Naked truth – American artist Spencer Tunick has gathered hundreds of models wearing only white body paint in the Israeli desert in the latest instalment of his photography project to highlight the environmental threat to the area. Anna Kleiman, 26, a student, said she joined the shoot yesterday to bring awareness about how the Dead Sea is shrinking. “It feels really natural, once you take your clothes off,” she said.

Today in Focus podcast

For Black History Month we’ve brought together star authors Ben Okri, Candice Carty-Williams and Caleb Azumah Nelson to discuss the past, present and future of black writing.

Lunchtime read: Michael Caine: ‘I’ve made enough movies’

Michael Caine photographed in London, England.
Michael Caine photographed in London, England.
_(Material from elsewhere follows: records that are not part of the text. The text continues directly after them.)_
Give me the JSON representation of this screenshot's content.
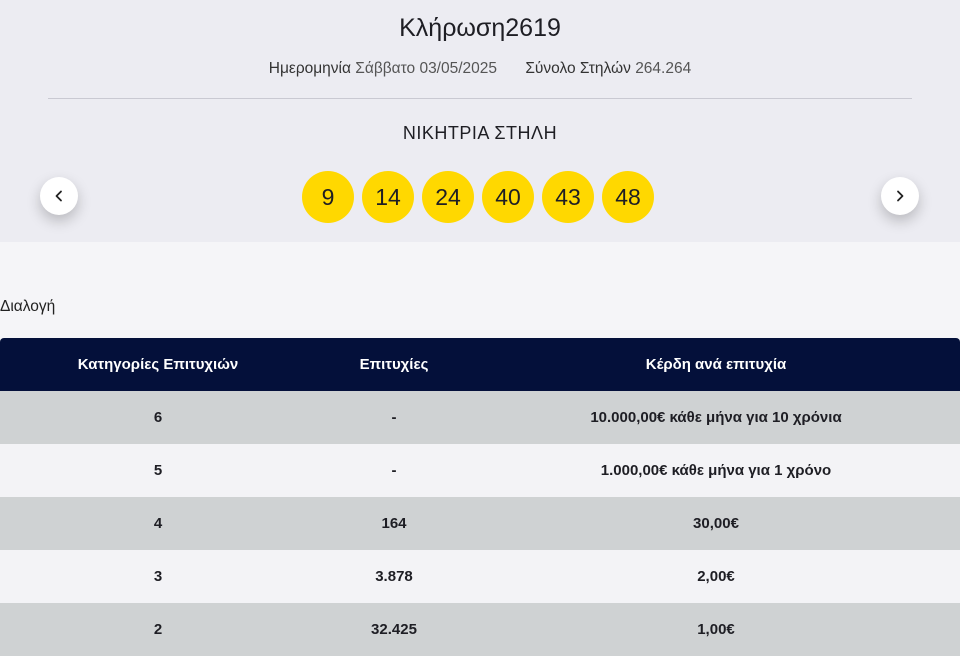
{
  "draw": {
    "title_prefix": "Κλήρωση",
    "number": "2619",
    "date_label": "Ημερομηνία",
    "date_value": "Σάββατο 03/05/2025",
    "total_label": "Σύνολο Στηλών",
    "total_value": "264.264"
  },
  "winning": {
    "label": "ΝΙΚΗΤΡΙΑ ΣΤΗΛΗ",
    "numbers": [
      "9",
      "14",
      "24",
      "40",
      "43",
      "48"
    ],
    "ball_color": "#ffd800"
  },
  "nav": {
    "prev_icon": "chevron-left-icon",
    "next_icon": "chevron-right-icon"
  },
  "sort_label": "Διαλογή",
  "table": {
    "headers": [
      "Κατηγορίες Επιτυχιών",
      "Επιτυχίες",
      "Κέρδη ανά επιτυχία"
    ],
    "header_color": "#04103a",
    "rows": [
      {
        "category": "6",
        "winners": "-",
        "prize": "10.000,00€ κάθε μήνα για 10 χρόνια"
      },
      {
        "category": "5",
        "winners": "-",
        "prize": "1.000,00€ κάθε μήνα για 1 χρόνο"
      },
      {
        "category": "4",
        "winners": "164",
        "prize": "30,00€"
      },
      {
        "category": "3",
        "winners": "3.878",
        "prize": "2,00€"
      },
      {
        "category": "2",
        "winners": "32.425",
        "prize": "1,00€"
      }
    ]
  }
}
With what could be his last film about to be released, Michael Caine talks to Xan Brooks about getting too old to work, and how many of his old friends and family have died. He also discusses his big Hollywood break (“I’m the Dick Whittington of acting”), post-Brexit problems (“teething trouble”), and Boris Johnson (“very disappointed in him”).

Sport

Steve Bruce has admitted his future is out of his hands after enduring defeat in Newcastle’s first match under their new owners, but he praised the actions of home supporters for potentially saving a fellow fan’s life after a medical emergency caused a lengthy delay to the game. Cameron Norrie battled back to defeat Nikoloz Basilashvili 3-6, 6-4, 6-1 in the Indian Wells final and become the first British man to win the Masters 1000 tournament. Clare Connor gave her life to cricket. She played more than a hundred games for England, captained them for six years, then moved into administration at the England and Wales Cricket Board and the International Cricket Council, and now she is the first female president of MCC. England are sweating on the fitness of Maro Itoje, Anthony Watson and Luke Cowan-Dickie before rugby’s autumn squad announcement today. Chris Greaves was the hero as Scotland got their T20 World Cup campaign off to a dream start with a six-run victory over highly fancied Bangladesh in Muscat.

Business

China’s economy grew slower than expected in the third quarter, official data showed overnight, thanks to power outages, supply bottlenecks, Covid outbreaks, and concerns about the struggling property sector. Although China’s central bank governor said the country is “doing well”, independent economists predicted that the mounting array of headwinds suggest a “deeper downturn” resulting in the country’s weakest growth for more than a decade next year. Asian markets dipped on the news and the FTSE100 is seen opening slightly lower this morning. The pound is up strongly at $1.375 and €1.184.

The papers

The Mirror leads with the Amess family describing their grief – “All our hearts are shattered” – and the i has “Our hearts are shattered”. It’s a similar line in the Express where the splash reads “Nobody should die in that way, nobody”, while the Mail asks “So why didn’t ANYONE stop him?”. The Telegraph says “Security chiefs warn of lockdown terror plots” and the Times leads with “Police examine Qatar link over killing of MP”.

The Guardian lead is “Key Cop26 corporate sponsors condemn ‘mismanaged’ summit”, and the FT has “China’s leap in hypersonic missile technology shakes US intelligence”. The Daily Record leads on the death of a 14-year-old boy at Glasgow’s High Street station: “Shocking act of violence”.